Revenir
Revenir! Épisode 1 : Quand parlent les cendres ( Théâtre-Lecture-)Performance, texte et mise en scène de Barbara Bouley.
Catherine Fourty, en robe noir et blanc, se tient seule, juste éclairée par de petites bougies, espace de recueillement et de deuil où gît un gros galet blanc à la couverture immaculée et lisse, l’urne funéraire.
La narratrice porte avec délicatesse l’urne des cendres de son père sur une chaise et va raconter face public, visage grave et sourire généreux, l’histoire douloureuse de ce jeune appelé qui a dû faire la guerre d’indépendance en Algérie (1954-1962).

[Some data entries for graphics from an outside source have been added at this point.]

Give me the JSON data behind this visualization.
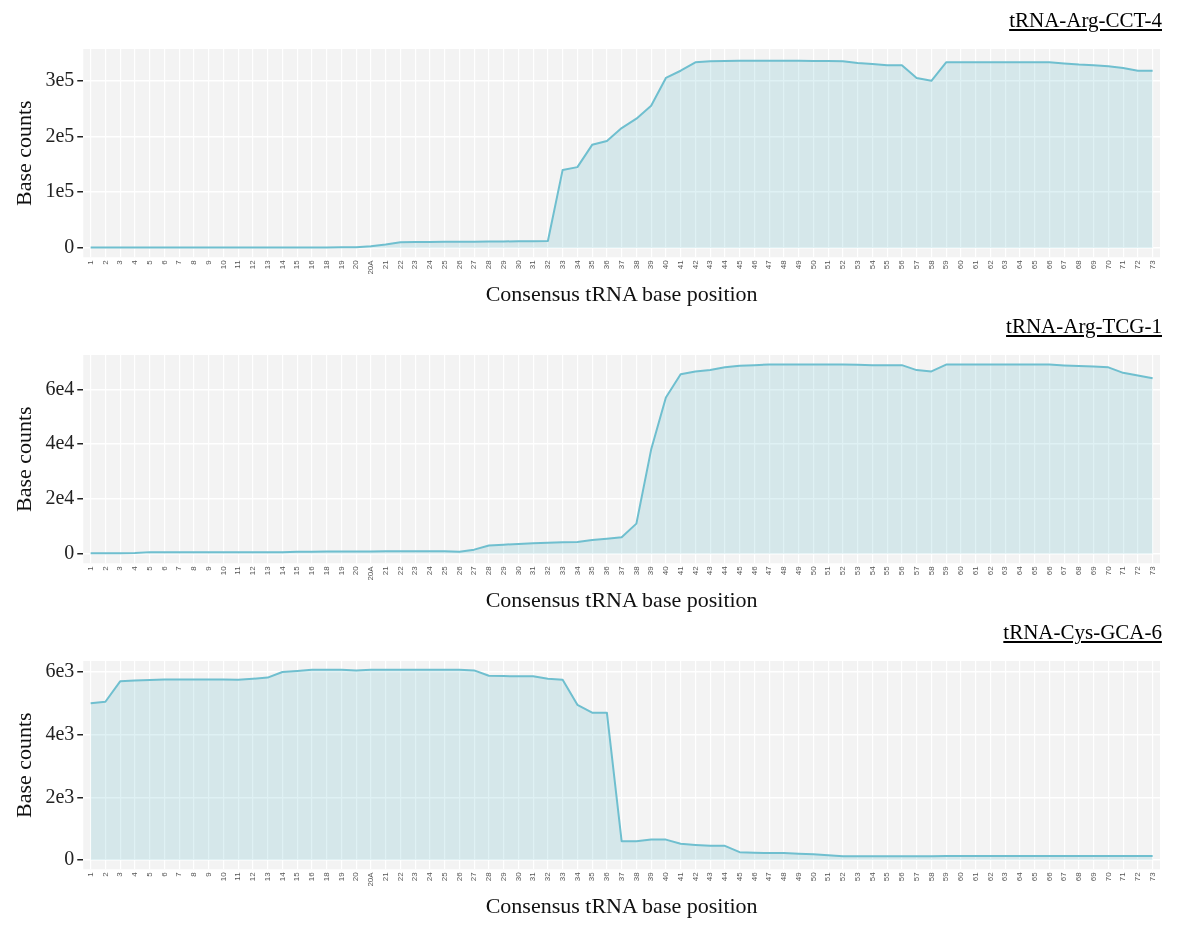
{
  "chart_data": [
    {
      "type": "area",
      "title": "tRNA-Arg-CCT-4",
      "xlabel": "Consensus tRNA base position",
      "ylabel": "Base counts",
      "categories": [
        "1",
        "2",
        "3",
        "4",
        "5",
        "6",
        "7",
        "8",
        "9",
        "10",
        "11",
        "12",
        "13",
        "14",
        "15",
        "16",
        "18",
        "19",
        "20",
        "20A",
        "21",
        "22",
        "23",
        "24",
        "25",
        "26",
        "27",
        "28",
        "29",
        "30",
        "31",
        "32",
        "33",
        "34",
        "35",
        "36",
        "37",
        "38",
        "39",
        "40",
        "41",
        "42",
        "43",
        "44",
        "45",
        "46",
        "47",
        "48",
        "49",
        "50",
        "51",
        "52",
        "53",
        "54",
        "55",
        "56",
        "57",
        "58",
        "59",
        "60",
        "61",
        "62",
        "63",
        "64",
        "65",
        "66",
        "67",
        "68",
        "69",
        "70",
        "71",
        "72",
        "73"
      ],
      "series": [
        {
          "color": "#6fbfcf",
          "values": [
            500,
            500,
            500,
            500,
            500,
            500,
            500,
            500,
            500,
            500,
            500,
            500,
            600,
            600,
            700,
            800,
            900,
            1000,
            1200,
            3000,
            6000,
            10000,
            10500,
            10500,
            11000,
            11000,
            11000,
            11500,
            11500,
            12000,
            12000,
            12500,
            140000,
            145000,
            185000,
            192000,
            215000,
            232000,
            255000,
            305000,
            318000,
            333000,
            335000,
            335500,
            336000,
            336000,
            336000,
            336000,
            336000,
            335500,
            335500,
            335000,
            332000,
            330000,
            328000,
            328000,
            305000,
            300000,
            333000,
            333000,
            333000,
            333000,
            333000,
            333000,
            333000,
            333000,
            331000,
            329000,
            328000,
            326000,
            323000,
            318000,
            318000
          ]
        }
      ],
      "ylim": [
        -17000,
        357000
      ],
      "yticks": [
        {
          "value": 0,
          "label": "0"
        },
        {
          "value": 100000,
          "label": "1e5"
        },
        {
          "value": 200000,
          "label": "2e5"
        },
        {
          "value": 300000,
          "label": "3e5"
        }
      ],
      "grid": true
    },
    {
      "type": "area",
      "title": "tRNA-Arg-TCG-1",
      "xlabel": "Consensus tRNA base position",
      "ylabel": "Base counts",
      "categories": [
        "1",
        "2",
        "3",
        "4",
        "5",
        "6",
        "7",
        "8",
        "9",
        "10",
        "11",
        "12",
        "13",
        "14",
        "15",
        "16",
        "18",
        "19",
        "20",
        "20A",
        "21",
        "22",
        "23",
        "24",
        "25",
        "26",
        "27",
        "28",
        "29",
        "30",
        "31",
        "32",
        "33",
        "34",
        "35",
        "36",
        "37",
        "38",
        "39",
        "40",
        "41",
        "42",
        "43",
        "44",
        "45",
        "46",
        "47",
        "48",
        "49",
        "50",
        "51",
        "52",
        "53",
        "54",
        "55",
        "56",
        "57",
        "58",
        "59",
        "60",
        "61",
        "62",
        "63",
        "64",
        "65",
        "66",
        "67",
        "68",
        "69",
        "70",
        "71",
        "72",
        "73"
      ],
      "series": [
        {
          "color": "#6fbfcf",
          "values": [
            200,
            200,
            200,
            300,
            600,
            600,
            600,
            600,
            600,
            600,
            600,
            600,
            600,
            600,
            700,
            700,
            800,
            800,
            800,
            800,
            900,
            900,
            900,
            900,
            900,
            700,
            1500,
            3000,
            3300,
            3600,
            3800,
            4000,
            4200,
            4300,
            5000,
            5500,
            6000,
            11000,
            38000,
            57000,
            65500,
            66500,
            67000,
            68000,
            68600,
            68800,
            69000,
            69000,
            69000,
            69000,
            69000,
            69000,
            68900,
            68800,
            68800,
            68800,
            67000,
            66500,
            69000,
            69000,
            69000,
            69000,
            69000,
            69000,
            69000,
            69000,
            68700,
            68500,
            68300,
            68000,
            66000,
            65000,
            64000
          ]
        }
      ],
      "ylim": [
        -3500,
        72500
      ],
      "yticks": [
        {
          "value": 0,
          "label": "0"
        },
        {
          "value": 20000,
          "label": "2e4"
        },
        {
          "value": 40000,
          "label": "4e4"
        },
        {
          "value": 60000,
          "label": "6e4"
        }
      ],
      "grid": true
    },
    {
      "type": "area",
      "title": "tRNA-Cys-GCA-6",
      "xlabel": "Consensus tRNA base position",
      "ylabel": "Base counts",
      "categories": [
        "1",
        "2",
        "3",
        "4",
        "5",
        "6",
        "7",
        "8",
        "9",
        "10",
        "11",
        "12",
        "13",
        "14",
        "15",
        "16",
        "18",
        "19",
        "20",
        "20A",
        "21",
        "22",
        "23",
        "24",
        "25",
        "26",
        "27",
        "28",
        "29",
        "30",
        "31",
        "32",
        "33",
        "34",
        "35",
        "36",
        "37",
        "38",
        "39",
        "40",
        "41",
        "42",
        "43",
        "44",
        "45",
        "46",
        "47",
        "48",
        "49",
        "50",
        "51",
        "52",
        "53",
        "54",
        "55",
        "56",
        "57",
        "58",
        "59",
        "60",
        "61",
        "62",
        "63",
        "64",
        "65",
        "66",
        "67",
        "68",
        "69",
        "70",
        "71",
        "72",
        "73"
      ],
      "series": [
        {
          "color": "#6fbfcf",
          "values": [
            5000,
            5050,
            5700,
            5730,
            5740,
            5760,
            5760,
            5760,
            5760,
            5760,
            5750,
            5780,
            5820,
            6000,
            6030,
            6070,
            6070,
            6070,
            6050,
            6070,
            6070,
            6070,
            6070,
            6070,
            6070,
            6070,
            6050,
            5880,
            5870,
            5860,
            5860,
            5780,
            5750,
            4950,
            4700,
            4700,
            600,
            600,
            650,
            650,
            520,
            480,
            450,
            450,
            250,
            230,
            220,
            220,
            200,
            180,
            150,
            120,
            120,
            120,
            120,
            120,
            120,
            120,
            130,
            130,
            130,
            130,
            130,
            130,
            130,
            130,
            130,
            130,
            130,
            130,
            130,
            130,
            130
          ]
        }
      ],
      "ylim": [
        -300,
        6350
      ],
      "yticks": [
        {
          "value": 0,
          "label": "0"
        },
        {
          "value": 2000,
          "label": "2e3"
        },
        {
          "value": 4000,
          "label": "4e3"
        },
        {
          "value": 6000,
          "label": "6e3"
        }
      ],
      "grid": true
    }
  ]
}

Guerre sans nom dont on a longtemps caché les actes inavouables : tortures blessures, viols, dégradations de la dignité humaine. Revenu en France, l’appelé n’a cessé d’éprouver l’humiliation et la culpabilité des bourreaux qui ont obéi sans pouvoir réagir ni s’opposer aux ordres cruels des gradés.
Les souffrances, souvent invisibles, produites par la torture, complexes et durables, sont difficiles à exprimer par ceux qui ont survécu aux traitements humiliants visant à les détruire en tant qu’êtres humains. Épouses et enfants ont été aussi de manière indirecte, des victimes collatérales, au même titre que les appelés eux-mêmes, à la fois bourreaux et victimes.
La narratrice se souvient des peurs enfantines provoquées par les éclats du père, violences verbales, discours de folie et d’insultes contre le monde et soi-même. Comment comprendre les effets existentiels de la torture, pour celui qui n’a pas assisté aux actes d’effroi et de bestialité, à travers l’inouï, le non-dit de ceux qui en reviennent, témoins passifs ou acteurs ?
Revenir ! de Barbara Bouley, qui fait aussi la mise en scène, correspond au troisième programme de recherche de sa compagnie qui porte sur les blessures invisibles de la guerre et plus particulièrement sur le P.T.S.D (Post Traumatic Stress Disorder). Elle s’est fondée sur un recueil de témoignages auprès de ceux qui reviennent de zones de conflits: soldats, victimes civiles, journalistes, humanitaires, médecins, et leurs familles.
Cette forme scénique cherche à exhumer de l’oubli les traumatismes causés par les guerres des XX ème et XX ème siècles sur le psychisme des hommes et femmes qui y ont consacré un temps de leur existence mais aussi à la manière dont ces trouées dans leur mémoire affectent les cellules familiales, leur environnement et la société dans son ensemble.
Le Centre Primo Levi, par exemple, est la plus importante structure en France pour les soins aux victimes de la torture et de la violence politique, réfugiées sur notre sol. À partir de l’expérience acquise dans ce centre, l’association entend témoigner inlassablement de ces effets de la torture. «Depuis lors, à une heure incertaine,
Cette souffrance lui revient,
Et si, pour l’écouter, il ne trouve personne,
Dans la poitrine, le cœur lui brûle», écrivait Primo Levi.
Un spectacle éloquent avec une comédienne investie pour des temps de violences…
Véronique Hotte
Anis Gras-Le Lieu de l’Autre à Arcueil, le 11 février à 19h30, et le 12 février à 14h30 et 19h30.